Venison Steak with Lingonberry Sauce and Celery Root Puree

Prep: 15min
| Servings: 4 | Cook: 45min
 recipe.image.alt

Steak from venison with lingonberry sauce and celery root puree is a recipe featuring fresh ingredients from the venison category. Try this and other recipes from Spoonsparrow!

Ingredients

  • 300 g waxy potatoes
  • 300 g knollensellerie
  • Salt
  • 4 venison steaks (ready to cook, from back fillet, 160 g each)
  • pepper (ground)
  • vegetable oil
  • 100 ml dry white wine
  • 300 ml game stock
  • 2 tbsp lingonberries (jarred)
  • 2 tbsp crème fraîche
  • 2 tbsp butter
  • 150 ml lukewarm milk
  • Nutmeg (freshly grated)

Instructions

  1. 1.

    Peel and wash the potatoes and celery root, cut into large pieces and cook in boiling salted water for about 25 minutes.

  2. 2.

    Preheat the oven to 180°C with upper and lower heat.

  3. 3.

    Wash the meat, pat dry, season with salt and pepper, and sear all sides in a hot pan with oil.
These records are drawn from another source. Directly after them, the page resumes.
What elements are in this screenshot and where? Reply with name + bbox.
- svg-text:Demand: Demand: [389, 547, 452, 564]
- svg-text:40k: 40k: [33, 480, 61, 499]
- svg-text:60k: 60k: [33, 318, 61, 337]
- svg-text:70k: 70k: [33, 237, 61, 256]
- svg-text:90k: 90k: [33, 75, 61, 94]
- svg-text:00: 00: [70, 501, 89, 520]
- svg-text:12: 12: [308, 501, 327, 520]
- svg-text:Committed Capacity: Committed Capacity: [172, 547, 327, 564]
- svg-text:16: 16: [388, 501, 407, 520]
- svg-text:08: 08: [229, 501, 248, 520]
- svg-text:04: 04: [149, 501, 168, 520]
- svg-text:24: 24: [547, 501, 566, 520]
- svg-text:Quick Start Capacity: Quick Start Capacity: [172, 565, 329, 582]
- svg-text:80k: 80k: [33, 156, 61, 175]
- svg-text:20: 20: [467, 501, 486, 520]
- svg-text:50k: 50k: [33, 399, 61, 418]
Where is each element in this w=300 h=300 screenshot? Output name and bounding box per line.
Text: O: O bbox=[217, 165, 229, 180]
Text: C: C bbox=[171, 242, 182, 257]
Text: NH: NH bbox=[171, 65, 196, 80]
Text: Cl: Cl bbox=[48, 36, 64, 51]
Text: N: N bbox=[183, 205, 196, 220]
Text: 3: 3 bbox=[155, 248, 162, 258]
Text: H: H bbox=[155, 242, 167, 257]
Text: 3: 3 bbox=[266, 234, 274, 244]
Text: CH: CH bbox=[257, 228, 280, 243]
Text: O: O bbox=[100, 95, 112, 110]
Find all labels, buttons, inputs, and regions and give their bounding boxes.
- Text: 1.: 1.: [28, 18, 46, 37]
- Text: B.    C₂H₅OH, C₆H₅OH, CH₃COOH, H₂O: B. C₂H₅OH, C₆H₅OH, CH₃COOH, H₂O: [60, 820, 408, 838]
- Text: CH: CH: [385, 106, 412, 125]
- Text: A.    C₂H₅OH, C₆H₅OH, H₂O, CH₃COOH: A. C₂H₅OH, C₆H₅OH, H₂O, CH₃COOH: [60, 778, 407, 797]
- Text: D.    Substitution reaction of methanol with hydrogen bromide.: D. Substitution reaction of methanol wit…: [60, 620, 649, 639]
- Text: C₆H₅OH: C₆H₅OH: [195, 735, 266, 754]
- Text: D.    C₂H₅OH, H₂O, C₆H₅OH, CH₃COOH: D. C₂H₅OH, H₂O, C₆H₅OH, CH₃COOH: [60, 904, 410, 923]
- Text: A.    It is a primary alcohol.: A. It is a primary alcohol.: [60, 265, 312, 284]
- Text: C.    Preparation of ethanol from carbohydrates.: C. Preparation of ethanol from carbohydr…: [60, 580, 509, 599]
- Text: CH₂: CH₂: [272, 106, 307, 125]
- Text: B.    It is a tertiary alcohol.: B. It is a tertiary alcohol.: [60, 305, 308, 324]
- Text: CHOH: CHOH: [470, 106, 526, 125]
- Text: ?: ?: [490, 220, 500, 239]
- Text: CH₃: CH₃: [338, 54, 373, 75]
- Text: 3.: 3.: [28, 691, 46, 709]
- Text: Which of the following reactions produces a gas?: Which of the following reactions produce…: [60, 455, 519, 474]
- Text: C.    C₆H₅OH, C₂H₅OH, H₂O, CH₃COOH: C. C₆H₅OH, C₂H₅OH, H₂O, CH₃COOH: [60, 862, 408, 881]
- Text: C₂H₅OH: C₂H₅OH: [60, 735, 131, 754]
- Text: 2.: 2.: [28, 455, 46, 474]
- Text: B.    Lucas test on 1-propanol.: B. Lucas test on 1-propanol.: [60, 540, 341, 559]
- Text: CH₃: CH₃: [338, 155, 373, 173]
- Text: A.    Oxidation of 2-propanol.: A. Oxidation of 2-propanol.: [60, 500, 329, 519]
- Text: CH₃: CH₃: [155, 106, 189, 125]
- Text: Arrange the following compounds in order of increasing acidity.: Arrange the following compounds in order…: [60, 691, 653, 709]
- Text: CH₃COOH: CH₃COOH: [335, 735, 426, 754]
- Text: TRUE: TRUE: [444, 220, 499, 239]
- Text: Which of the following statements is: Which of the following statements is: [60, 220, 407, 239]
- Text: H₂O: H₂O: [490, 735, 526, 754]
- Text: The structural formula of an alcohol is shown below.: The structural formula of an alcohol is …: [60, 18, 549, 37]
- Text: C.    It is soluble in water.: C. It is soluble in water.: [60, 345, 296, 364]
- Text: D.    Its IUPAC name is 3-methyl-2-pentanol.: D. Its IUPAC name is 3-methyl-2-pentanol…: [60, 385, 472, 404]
Remove, wrap in foil, and let rest in the oven for 5-10 minutes.

  4. 4.

    Deglaze the pan with wine, add the stock, and reduce to half.

  5. 5.

    Season with salt and pepper, stir in lingonberries and crème fraîche, and taste again.

  6. 6.

    Drain the potatoes and celery root, steam dry, press through a potato masher, and blend with butter and milk into a smooth puree. Season with salt, pepper, and nutmeg, then fill a piping bag with a star tip.

  7. 7.

    Unwrap the meat from foil, place on preheated plates, pipe the puree beside it, and serve garnished with sauce.